Donna: I think potatoes are fine, and for that reason we have the red skin potatoes on the diet because they are providing that resistant starch. You want to watch out for sugar, though, because candidiasis is such a problem. Red skin potatoes are the lowest in starch and sugar … I think those are great too.
Dave: What about lectins? Aren’t those a substantial issue for 20% of people at least?
Donna: Now what we’re really talking about are people who have got problems, because we shouldn’t be reacting to simple components of food like that. When I find people reacting to histamine or lectins and so on, it’s because this lack this inner ecosystem, and they don’t have the bacteria going in their body on a regular basis, hardy robust bacteria, diversity of bacteria that is so critical. That’s what allows us to eat a lot of foods that we’re reacting to.
Dave: I’ve read studies that say 20% of all cases of rheumatoid arthritis come from the nightshade family. Potatoes, tomatoes, eggplants, bell peppers. I’ve had so many clients and other people on the blog, they’re like, “Wow! I thought you were nuts. I enjoy my red pepper flakes, whatever it is, but I finally for a week tried doing no nightshades, and what do you know? All of my problems resolved, and I feel like my little brain fog went away. Like wow! I didn’t know I could feel this good.” Others are like, “I’m pretty darn … I tested it either way. I do perfectly fine with it.”
Donna: Eggplant and tomatoes are two of those nightshades, and they have histamine in them. Food has histamine in it, and our body, as you know, creates histamine. I usually tell people, “Stay off those nightshades for the most part except for the red skin potatoes,” and that’s just if they tolerate them.
One of our seven principles in Body Ecology is the principle of uniqueness. If there’s something that we’re saying is safe for eating because it doesn’t feed yeast, it doesn’t mean it should be in your body, because your body is unique and it might be bothering you.
Dave: It’s kind of funny because on the Bulletproof Diet as a road map, I’m like, “Here’s the cleanest, least inflammatory, least offensive things possible. Get them all. Then start adding in red potatoes or whatever else and see what you react to.” I find that a huge number of people react to things that they didn’t know they were reacting to, which is kind of what you would do on a food-elimination diet, which I did a long time ago. In the mid to late ’90s I was working on that.
The problem is, it takes months and months to eliminate a class of foods and then add them back in one at a time. It’s kind of easier to just eliminate everything and then add them back in one at a time. That explains [crosstalk 00:26:20]-
Donna: I want to add one little thing too. I disagree with [inaudible 00:26:24]-
Dave: With which one?
Donna: A statement that somebody made about arthritis, because I know another cause of arthritis is oxalates [crosstalk 00:26:30]-
Dave: Oh yeah!
Donna: Another issue is very often that they’re just toxic. [They’re 00:26:35] toxins. The liver hasn’t for a long long time been able to really process toxins. In Chinese medicine, the liver affects our skin, our eyes, our joints, so that creaky joints and stiffness and everything is coming because our liver is getting more congested. I think it can be numerous thing, not just one thing causing that.

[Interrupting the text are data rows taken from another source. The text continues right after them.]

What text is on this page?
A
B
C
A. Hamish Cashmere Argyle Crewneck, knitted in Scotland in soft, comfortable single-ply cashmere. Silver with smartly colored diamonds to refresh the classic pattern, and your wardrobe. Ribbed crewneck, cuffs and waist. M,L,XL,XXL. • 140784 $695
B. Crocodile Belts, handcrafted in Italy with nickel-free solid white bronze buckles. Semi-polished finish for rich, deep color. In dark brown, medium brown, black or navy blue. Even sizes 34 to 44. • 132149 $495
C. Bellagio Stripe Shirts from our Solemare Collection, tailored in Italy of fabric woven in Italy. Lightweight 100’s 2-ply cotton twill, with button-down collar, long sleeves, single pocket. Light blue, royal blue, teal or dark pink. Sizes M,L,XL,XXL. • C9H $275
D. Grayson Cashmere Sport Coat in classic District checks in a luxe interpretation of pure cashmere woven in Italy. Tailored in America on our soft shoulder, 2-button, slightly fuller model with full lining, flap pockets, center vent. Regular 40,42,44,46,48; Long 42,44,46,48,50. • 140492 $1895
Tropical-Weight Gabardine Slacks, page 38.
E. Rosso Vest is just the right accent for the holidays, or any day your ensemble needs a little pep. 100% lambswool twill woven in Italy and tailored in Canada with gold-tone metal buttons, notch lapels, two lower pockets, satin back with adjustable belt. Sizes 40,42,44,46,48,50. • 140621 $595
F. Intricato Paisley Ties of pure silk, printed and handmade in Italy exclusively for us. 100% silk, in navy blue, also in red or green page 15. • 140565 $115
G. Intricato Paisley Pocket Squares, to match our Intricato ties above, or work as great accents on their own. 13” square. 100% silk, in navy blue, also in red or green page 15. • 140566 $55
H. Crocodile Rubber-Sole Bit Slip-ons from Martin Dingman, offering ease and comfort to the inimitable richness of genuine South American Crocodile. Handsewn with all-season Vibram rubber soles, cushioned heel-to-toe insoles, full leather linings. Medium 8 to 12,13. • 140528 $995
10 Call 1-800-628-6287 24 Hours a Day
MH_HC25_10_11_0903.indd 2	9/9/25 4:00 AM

Dave: That was only 20% of all the cases. The other 80% … Yeah, oxalates are a huge thing, and especially on the latest Bulletproof Diet infographic, which if you haven’t heard, this is your first time hearing the show, BulletproofDietBook.com, you can download it for free. When you check that out though, what you’ll find is I’m like, “You have to cook these vegetables because of the oxalic acid connection.”
All these people doing this raw kale smoothie thing, I’ve written like, “Here’s the protocol for removing oxalates and oxalic acid.” Because if you don’t, it is going to mess you up.
Donna: Actually, it’s not just cooking them. Believe it or not, sweet potatoes and green beans are high oxalates, spinach. You need to cook them in water and then throw-
Donna: [crosstalk 00:27:39] Water. Quinoa and millet, by the way, they’re seeds. Okay, so here are your high-oxalate foods. There’s [inaudible 00:27:45] chocolate, spinach, and nuts and seeds would be quinoa and millet. Then there’s a whole bunch of other vegetables, like sweet potatoes and green beans, as I mentioned.
What I’m telling people to do these days now that I understand about oxalates thanks to my work with autism is I actually take a big pot of water, get that boiling like you were going to boil pasta, put in some salt, drop in your soaked quinoa or millet, boil them for about 11 minutes for the quinoa, about 13, 15 minutes for the millet, then drain all that water off.
Then catch all the quinoa at the end there, and then it’s very nice, very fluffy and delicious when it’s cooked like that. Also, you’ve gotten rid of the oxalates. You just poured them down the drain. The way food is prepared is another art, really, to making food medicine.
Dave: It’s the same with kale and all the Brassicas. Dump the water, and I actually recommend something called calcium loading that I invented, the idea being add calcium to the water as calcium carbonate which will precipitate out the oxalic acid. That way, any oxalates that are left are already put in a crystallized form so you can excrete them. Otherwise the oxalic acid enters the body, binds with calcium in the tissues, and causes way more damage. At least isolate the oxalic acid in the GI tract.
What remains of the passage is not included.